Summary: AI in customer service is one of the most popular use cases of the technology—specifically, using it to auto-engage website visitors and respond to support inquiries. CRM providers are fully aware of this trend and the time-saving benefits it can offer. Many now provide chatbot communications in their systems, where users can put entire conversations on auto-pilot to focus on other activities.
Takeaway: Find a CRM with AI chatbot features, such as HubSpot CRM, Freshsales, and Zendesk, and automate customer engagement.
(Source: Nucleus Research)
19. AI can automate more than 50% of CRM functionalities.
Summary: This was arguably the most intriguing CRM stat on the list. If you think about everything you do in a CRM, such as creating and editing data records, sending emails, analyzing reports, and handling incoming inquiries, you slowly realize AI tools can do these for you. The technology keeps improving—doing everything from auto-enriching data to drafting emails for users to provide performance recommendations based on stored and analyzed CRM data.
Takeaway: Find a product with AI functions that can handle and automate your most time-consuming CRM tasks.
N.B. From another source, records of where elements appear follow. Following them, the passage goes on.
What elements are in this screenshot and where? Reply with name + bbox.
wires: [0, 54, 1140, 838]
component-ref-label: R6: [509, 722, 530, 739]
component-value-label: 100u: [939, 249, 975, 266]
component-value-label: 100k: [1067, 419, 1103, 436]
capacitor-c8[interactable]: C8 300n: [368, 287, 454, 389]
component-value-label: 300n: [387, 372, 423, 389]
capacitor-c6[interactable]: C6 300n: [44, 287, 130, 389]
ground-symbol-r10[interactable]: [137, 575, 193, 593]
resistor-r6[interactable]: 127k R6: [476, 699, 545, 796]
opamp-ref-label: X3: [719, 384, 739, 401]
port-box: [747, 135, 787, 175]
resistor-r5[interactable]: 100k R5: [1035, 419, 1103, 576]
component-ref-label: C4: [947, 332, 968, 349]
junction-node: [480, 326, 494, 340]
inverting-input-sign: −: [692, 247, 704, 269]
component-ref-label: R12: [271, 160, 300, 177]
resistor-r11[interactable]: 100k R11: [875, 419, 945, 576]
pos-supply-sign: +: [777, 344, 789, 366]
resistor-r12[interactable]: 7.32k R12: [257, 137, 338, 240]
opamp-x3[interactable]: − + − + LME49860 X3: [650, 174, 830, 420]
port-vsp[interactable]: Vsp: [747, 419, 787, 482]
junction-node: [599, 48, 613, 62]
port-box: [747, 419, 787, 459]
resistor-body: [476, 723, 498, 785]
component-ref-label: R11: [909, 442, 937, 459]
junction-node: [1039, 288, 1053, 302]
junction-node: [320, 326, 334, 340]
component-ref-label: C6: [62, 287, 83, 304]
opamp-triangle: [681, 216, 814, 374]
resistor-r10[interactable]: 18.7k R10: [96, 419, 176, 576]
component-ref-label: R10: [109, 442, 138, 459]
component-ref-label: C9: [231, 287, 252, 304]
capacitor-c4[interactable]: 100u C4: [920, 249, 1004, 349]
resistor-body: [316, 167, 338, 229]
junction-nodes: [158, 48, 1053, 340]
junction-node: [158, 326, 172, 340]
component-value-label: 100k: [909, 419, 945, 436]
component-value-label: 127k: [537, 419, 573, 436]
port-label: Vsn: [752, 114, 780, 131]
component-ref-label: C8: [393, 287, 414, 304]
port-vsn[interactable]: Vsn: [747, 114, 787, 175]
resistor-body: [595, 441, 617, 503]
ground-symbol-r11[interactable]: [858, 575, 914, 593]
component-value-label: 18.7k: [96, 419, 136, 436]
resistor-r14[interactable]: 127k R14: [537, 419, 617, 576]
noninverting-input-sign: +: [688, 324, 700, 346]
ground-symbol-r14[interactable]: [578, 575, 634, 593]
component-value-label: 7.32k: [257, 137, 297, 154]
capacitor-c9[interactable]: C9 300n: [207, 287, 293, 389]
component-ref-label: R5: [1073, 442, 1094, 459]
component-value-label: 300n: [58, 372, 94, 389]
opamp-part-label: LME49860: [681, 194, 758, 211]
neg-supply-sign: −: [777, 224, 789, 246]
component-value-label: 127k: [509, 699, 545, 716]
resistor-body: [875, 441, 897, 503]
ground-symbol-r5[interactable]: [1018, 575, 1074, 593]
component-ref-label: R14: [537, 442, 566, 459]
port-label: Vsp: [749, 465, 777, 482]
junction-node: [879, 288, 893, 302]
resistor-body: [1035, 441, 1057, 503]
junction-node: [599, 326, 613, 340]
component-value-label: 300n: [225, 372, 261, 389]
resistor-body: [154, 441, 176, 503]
Our guide on the best AI CRM can help you navigate the marketplace for this particular feature.
20. Businesses that use AI in their customer journey see a 20% increase in customer satisfaction.
Summary: The same source also indicated that AI in the CRM market is expected to grow from $7.9 billion in 2020 to $25.5 billion by 2025—a 26.2% annual increase. That’s a massive jump. It’s likely due to the potential end result: a happier customer. AI can reduce response times for faster ticket resolutions and automate tasks so businesses can focus more on the customer and improve their product offerings.
Takeaway: Start learning how AI can help your business before everyone else does. Since the technology will quickly evolve, you want to get as much AI functionally in your CRM as possible to best support customers.
Pro tip: Leverage AI tools in your CRM to automate content generation, data management, and analytics tasks. HubSpot CRM offers various AI capabilities, some of which are included for free, including content generation for emails, social posts, and campaign templates.
Keeping up with CRM industry trends lets you make better decisions on the products and features you invest in. By taking these CRM statistics and applying them to your business, you can level up your sales performance in terms of lead management, customer communications, and the sales pipeline. You can also improve how you manage your data and automate tasks using emerging article intelligence (AI) tools.